In Artikel 1 der französischen Verfassung ist der laizistische Status der Republik seit 1958 festgeschrieben, nachdem bereits 1905 ein Gesetz zur Trennung von Kirche und Staat beschlossen worden war. Das Grundgesetz für die Bundesrepublik Deutschland kennt solch eine Bestimmung nicht. Der Artikel 141 stellt lediglich fest, dass keine Staatskirche bestehe. Aber das in der Verfassung formulierte allgemeine Persönlichkeitsrecht bedarf, was den Schutz vor Verunglimpfung angeht, über den Paragrafen 185 des Strafgesetzbuchs hinaus ("Die Beleidigung wird mit Freiheitsstrafe bis zu einem Jahr oder mit Geldstrafe und, wenn die Beleidigung mittels einer Tätlichkeit begangen wird, mit Freiheitsstrafe bis zu zwei Jahren oder mit Geldstrafe bestraft") eigentlich keiner Ergänzung.

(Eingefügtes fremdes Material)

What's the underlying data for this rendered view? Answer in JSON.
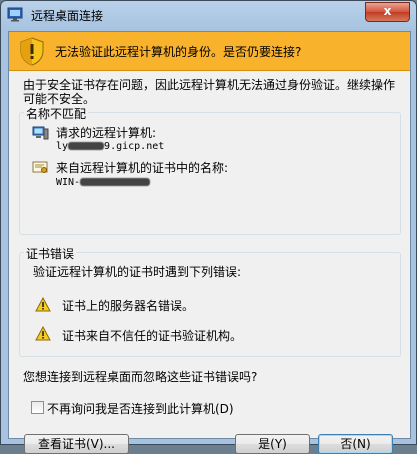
{
  "window": {
    "title": "远程桌面连接",
    "close_glyph": "x"
  },
  "banner": {
    "text": "无法验证此远程计算机的身份。是否仍要连接?"
  },
  "intro": "由于安全证书存在问题，因此远程计算机无法通过身份验证。继续操作可能不安全。",
  "name_mismatch": {
    "legend": "名称不匹配",
    "requested_label": "请求的远程计算机:",
    "requested_value_prefix": "ly",
    "requested_value_suffix": "9.gicp.net",
    "cert_label": "来自远程计算机的证书中的名称:",
    "cert_value_prefix": "WIN-"
  },
  "cert_errors": {
    "legend": "证书错误",
    "description": "验证远程计算机的证书时遇到下列错误:",
    "errors": [
      "证书上的服务器名错误。",
      "证书来自不信任的证书验证机构。"
    ]
  },
  "question": "您想连接到远程桌面而忽略这些证书错误吗?",
  "checkbox_label": "不再询问我是否连接到此计算机(D)",
  "buttons": {
    "view_cert": "查看证书(V)...",
    "yes": "是(Y)",
    "no": "否(N)"
  },
  "colors": {
    "banner": "#f8b22c",
    "titlebar": "#b9d1ea",
    "close": "#c23b22"
  }
}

Der "Blasphemieparagraf" gilt nicht für den Islam

Dass der "Blasphemieparagraf" nicht vor Islamfeindlichkeit bewahren, sondern den heimischen Kirchen einen besonderen Schutz gewähren sollte, ist seiner Formulierung unschwer zu entnehmen:

"(1) Wer öffentlich oder durch Verbreiten von Schriften (§ 11 Abs. 3) den Inhalt des religiösen oder weltanschaulichen Bekenntnisses anderer in einer Weise beschimpft, die geeignet ist, den öffentlichen Frieden zu stören, wird mit Freiheitsstrafe bis zu drei Jahren oder mit Geldstrafe bestraft.

(2) Ebenso wird bestraft, wer öffentlich oder durch Verbreiten von Schriften (§ 11 Abs. 3) eine im Inland bestehende Kirche oder andere Religionsgesellschaft oder Weltanschauungsvereinigung, ihre Einrichtungen oder Gebräuche in einer Weise beschimpft, die geeignet ist, den öffentlichen Frieden zu stören."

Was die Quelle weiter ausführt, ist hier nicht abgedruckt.